America: land of the free… but in debt

October 9, 2007

Oh. My. God. Predatory lending everywhere I look in this country, the United States of America.

I’m certain you’ve seen news left and right on subprime lending. Some focus on the turmoil it’s causing on the financial market.

Others on the mortgage companies themselves getting into a bit of trouble because of their abuse of position that they practiced.

…potential borrowers were often led to high-cost and sometimes unfavorable loans that resulted in richer commissions for Countrywide’s smooth-talking sales force, outsize fees to company affiliates providing services on the loans, and a roaring stock price that made Countrywide executives among the highest paid in America.

But I’d like to bring your attention to the little guy. You know the one who doesn’t have a fancy financial degree. And whose house is being foreclosed at never-before-seen levels, all across the country.

Worcester and four other Massachusetts counties saw home foreclosures increase by at least 80 percent during the last 12 months, according to

Sylwia Kapuscinski for The New York Times

Gretchen Morgenson, NYTime business reporter, who in my opinion is best covering the crisis, seems to believe that there is no immediate hope for these family losing homes in the foreseeable future.

Such painful, personal and financially damaging tugs of war between lenders and borrowers are likely to continue for quite some time. As the home mortgage boom of recent years continues to deflate, hundreds of thousands of borrowers are facing escalating monthly bills on adjustable-rate loans that are either in foreclosure or near it.

A tragedy, certainly.
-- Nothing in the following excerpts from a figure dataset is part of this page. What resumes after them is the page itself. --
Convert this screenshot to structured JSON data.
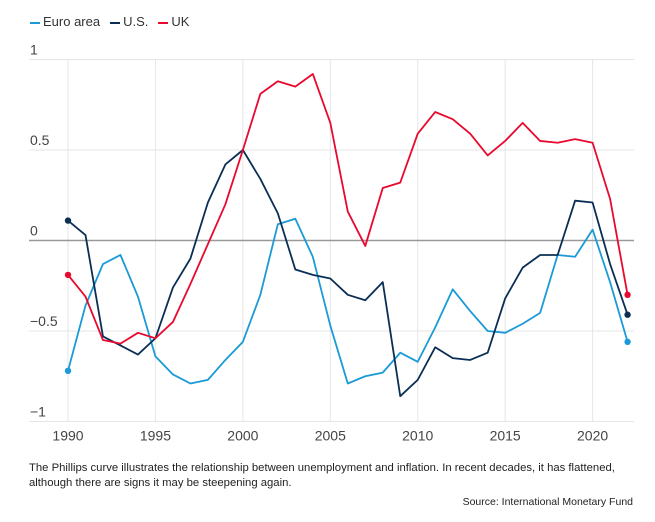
{
  "chart_data": {
    "type": "line",
    "title": "",
    "xlabel": "",
    "ylabel": "",
    "xlim": [
      1988.7,
      2022.6
    ],
    "ylim": [
      -1,
      1
    ],
    "yticks": [
      {
        "v": 1,
        "label": "1"
      },
      {
        "v": 0.5,
        "label": "0.5"
      },
      {
        "v": 0,
        "label": "0"
      },
      {
        "v": -0.5,
        "label": "−0.5"
      },
      {
        "v": -1,
        "label": "−1"
      }
    ],
    "xticks": [
      1990,
      1995,
      2000,
      2005,
      2010,
      2015,
      2020
    ],
    "legend_position": "top-left",
    "x": [
      1990,
      1991,
      1992,
      1993,
      1994,
      1995,
      1996,
      1997,
      1998,
      1999,
      2000,
      2001,
      2002,
      2003,
      2004,
      2005,
      2006,
      2007,
      2008,
      2009,
      2010,
      2011,
      2012,
      2013,
      2014,
      2015,
      2016,
      2017,
      2018,
      2019,
      2020,
      2021,
      2022
    ],
    "series": [
      {
        "name": "Euro area",
        "color": "#1a9ad6",
        "values": [
          -0.72,
          -0.36,
          -0.13,
          -0.08,
          -0.31,
          -0.64,
          -0.74,
          -0.79,
          -0.77,
          -0.66,
          -0.56,
          -0.3,
          0.09,
          0.12,
          -0.09,
          -0.47,
          -0.79,
          -0.75,
          -0.73,
          -0.62,
          -0.67,
          -0.48,
          -0.27,
          -0.39,
          -0.5,
          -0.51,
          -0.46,
          -0.4,
          -0.08,
          -0.09,
          0.06,
          -0.23,
          -0.56
        ]
      },
      {
        "name": "U.S.",
        "color": "#0b2e55",
        "values": [
          0.11,
          0.03,
          -0.53,
          -0.58,
          -0.63,
          -0.54,
          -0.26,
          -0.1,
          0.21,
          0.42,
          0.5,
          0.34,
          0.15,
          -0.16,
          -0.19,
          -0.21,
          -0.3,
          -0.33,
          -0.23,
          -0.86,
          -0.77,
          -0.59,
          -0.65,
          -0.66,
          -0.62,
          -0.32,
          -0.15,
          -0.08,
          -0.08,
          0.22,
          0.21,
          -0.13,
          -0.41
        ]
      },
      {
        "name": "UK",
        "color": "#e8092e",
        "values": [
          -0.19,
          -0.31,
          -0.55,
          -0.57,
          -0.51,
          -0.54,
          -0.45,
          -0.24,
          -0.02,
          0.2,
          0.5,
          0.81,
          0.88,
          0.85,
          0.92,
          0.65,
          0.16,
          -0.03,
          0.29,
          0.32,
          0.59,
          0.71,
          0.67,
          0.59,
          0.47,
          0.55,
          0.65,
          0.55,
          0.54,
          0.56,
          0.54,
          0.23,
          -0.3
        ]
      }
    ]
  },
  "caption": "The Phillips curve illustrates the relationship between unemployment and inflation. In recent decades, it has flattened, although there are signs it may be steepening again.",
  "source": "Source: International Monetary Fund"
}
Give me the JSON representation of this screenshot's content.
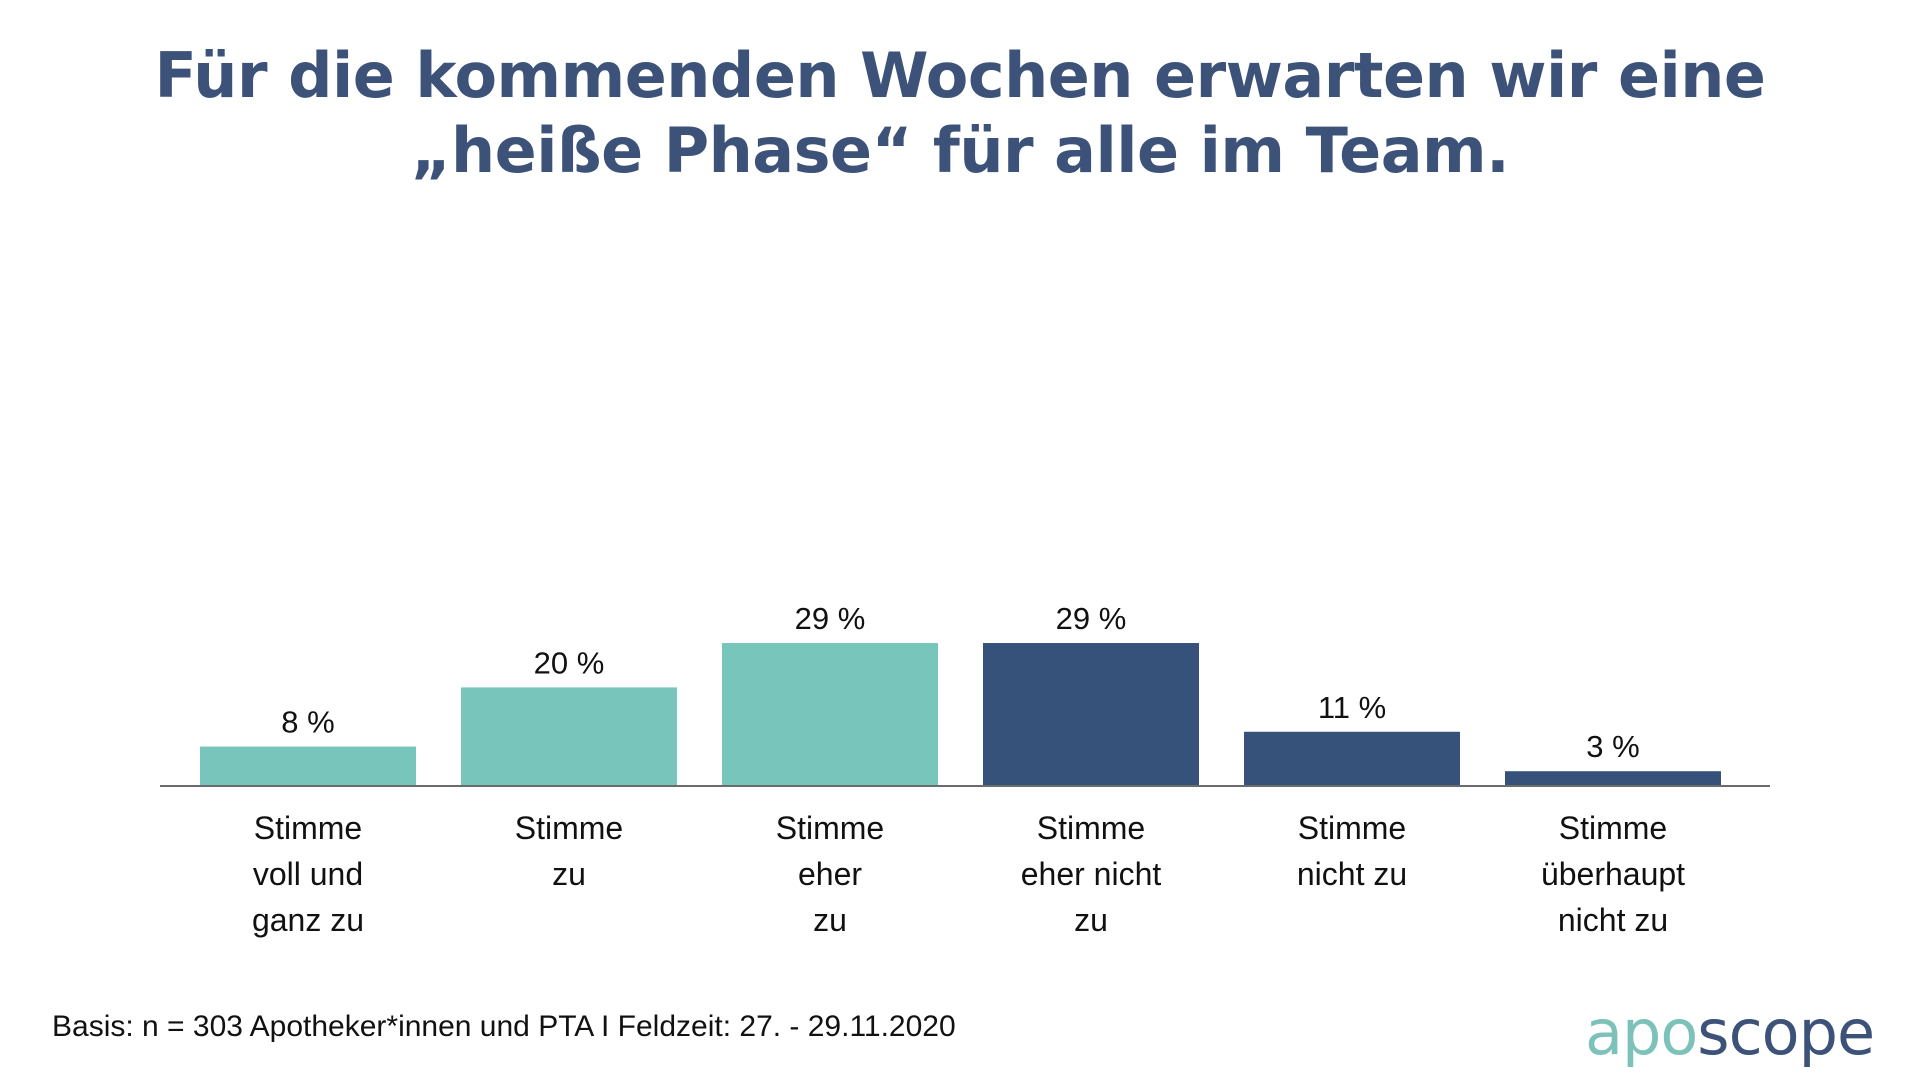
{
  "title": {
    "line1": "Für die kommenden Wochen erwarten wir eine",
    "line2": "„heiße Phase“ für alle im Team."
  },
  "colors": {
    "agree": "#78c5bb",
    "disagree": "#37527a",
    "title": "#3d5278",
    "axis": "#6b6b6b"
  },
  "chart_data": {
    "type": "bar",
    "title": "Für die kommenden Wochen erwarten wir eine „heiße Phase“ für alle im Team.",
    "xlabel": "",
    "ylabel": "",
    "ylim": [
      0,
      29
    ],
    "grid": false,
    "legend": "none",
    "unit": "%",
    "categories": [
      [
        "Stimme",
        "voll und",
        "ganz zu"
      ],
      [
        "Stimme",
        "zu"
      ],
      [
        "Stimme",
        "eher",
        "zu"
      ],
      [
        "Stimme",
        "eher nicht",
        "zu"
      ],
      [
        "Stimme",
        "nicht zu"
      ],
      [
        "Stimme",
        "überhaupt",
        "nicht zu"
      ]
    ],
    "values": [
      8,
      20,
      29,
      29,
      11,
      3
    ],
    "value_labels": [
      "8 %",
      "20 %",
      "29 %",
      "29 %",
      "11 %",
      "3 %"
    ],
    "bar_groups": [
      "agree",
      "agree",
      "agree",
      "disagree",
      "disagree",
      "disagree"
    ]
  },
  "footer": {
    "basis": "Basis: n = 303 Apotheker*innen und PTA I Feldzeit: 27. - 29.11.2020"
  },
  "logo": {
    "part1": "apo",
    "part2": "scope"
  }
}
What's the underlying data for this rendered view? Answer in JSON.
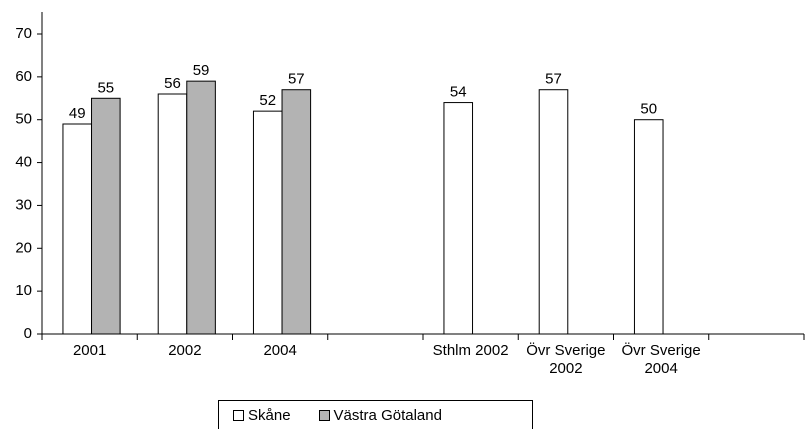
{
  "chart_data": {
    "type": "bar",
    "categories": [
      "2001",
      "2002",
      "2004",
      null,
      "Sthlm 2002",
      "Övr Sverige 2002",
      "Övr Sverige 2004",
      null
    ],
    "series": [
      {
        "name": "Skåne",
        "color": "#ffffff",
        "values": [
          49,
          56,
          52,
          null,
          54,
          57,
          50,
          null
        ]
      },
      {
        "name": "Västra Götaland",
        "color": "#b3b3b3",
        "values": [
          55,
          59,
          57,
          null,
          null,
          null,
          null,
          null
        ]
      }
    ],
    "ylim": [
      0,
      70
    ],
    "yticks": [
      0,
      10,
      20,
      30,
      40,
      50,
      60,
      70
    ],
    "grid": false,
    "legend": "bottom"
  }
}
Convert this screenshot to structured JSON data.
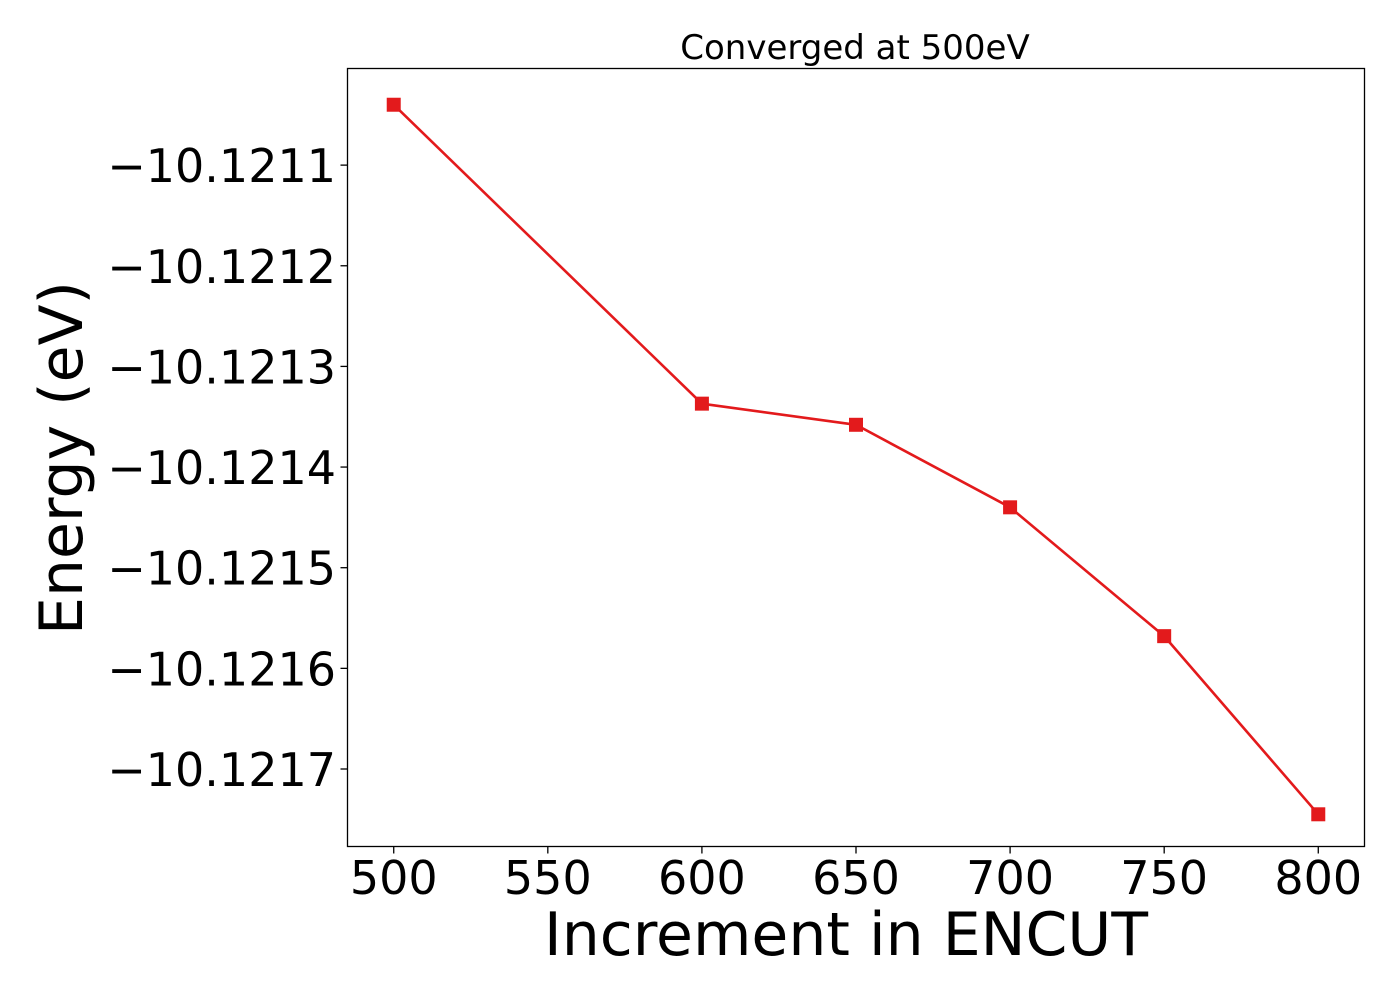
{
  "chart_data": {
    "type": "line",
    "title": "Converged at 500eV",
    "xlabel": "Increment in ENCUT",
    "ylabel": "Energy (eV)",
    "x": [
      500,
      600,
      650,
      700,
      750,
      800
    ],
    "series": [
      {
        "values": [
          -10.12104,
          -10.121337,
          -10.121358,
          -10.12144,
          -10.121568,
          -10.121745
        ],
        "color": "#e31a1c",
        "marker": "square"
      }
    ],
    "xticks": [
      500,
      550,
      600,
      650,
      700,
      750,
      800
    ],
    "xtick_labels": [
      "500",
      "550",
      "600",
      "650",
      "700",
      "750",
      "800"
    ],
    "yticks": [
      -10.1211,
      -10.1212,
      -10.1213,
      -10.1214,
      -10.1215,
      -10.1216,
      -10.1217
    ],
    "ytick_labels": [
      "−10.1211",
      "−10.1212",
      "−10.1213",
      "−10.1214",
      "−10.1215",
      "−10.1216",
      "−10.1217"
    ],
    "xlim": [
      485,
      815
    ],
    "ylim": [
      -10.121777,
      -10.121004
    ],
    "grid": false,
    "legend": false
  }
}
But I’d like to also bring your attention to the pattern of predatory lending in other areas. First, the student loans.

Policy makers and regulators say that there are dangerous parallels between the private student loan and subprime mortgage markets. In both, there have been phenomenal profits, aggressive marketing and, until the recent credit market turmoil, a healthy appetite from Wall Street investors. And, as was seen in the subprime market, many student loans that were made in the last couple of years are resetting at much higher rates.

Here’s a graphic to better help you understand specifically the process behind this type of lending (who makes money, where it comes from, how much, so on and so on).

Next. We take a look at how these sharks prey on folks who just did time and are looking to start a new life.

The study, “Repaying Debts,” describes cases of newly released inmates who have been greeted with as much as $25,000 in debt the moment they step outside the prison gate.

And they must take the offer because various state run departments charge the ex-incarcerated for just about everything.

The corrections system buries inmates in fines, fees and surcharges that can amount to $10,000 or more. According to the Justice Center study, for example, a person convicted of drunken driving in New York can be charged a restitution fee of $1,000, a probation fee of $1,800 and 11 other fees and charges that range from $20 to nearly $2,200.

In some jurisdictions, inmates are also billed for the DNA testing that proves their guilt or innocence, for drug testing and even for the drug treatment they are supposed to receive as a condition of parole. These fees are often used to run the courts, the sheriffs’ offices or other parts of the corrections system.

A former inmate living at or even below the poverty level can be dunned by four or five departments at once — and can be required to surrender 100 percent of his or her earnings.

So what do you think happens to the fella that can’t pay a dime because of no money in his pockets? (You know he wasn’t working right?) And has no education? (Likely the reason he was in prison in the first place)? You guessed it. Back to the pen.

But we don’t care about them, right? I mean I’m tired of hearing circumstances this, and circumstances that baloney. A man makes his own decision in life. And chooses his own path.

Chances are if any of above mentioned doesn’t affect you intimately, you might not be as concerned. But get this: if you have a credit card, then you might be a victim of these credit monsters. PBS’ Frontline did a real nice documentary on, this, worst kind of lenders.

If the issue still doesn’t bother you, then god speed. Really. Do realize, though, unless you’re filthy rich, you or your offspring will have to pay up for the biggest borrower of all: the U.S. government.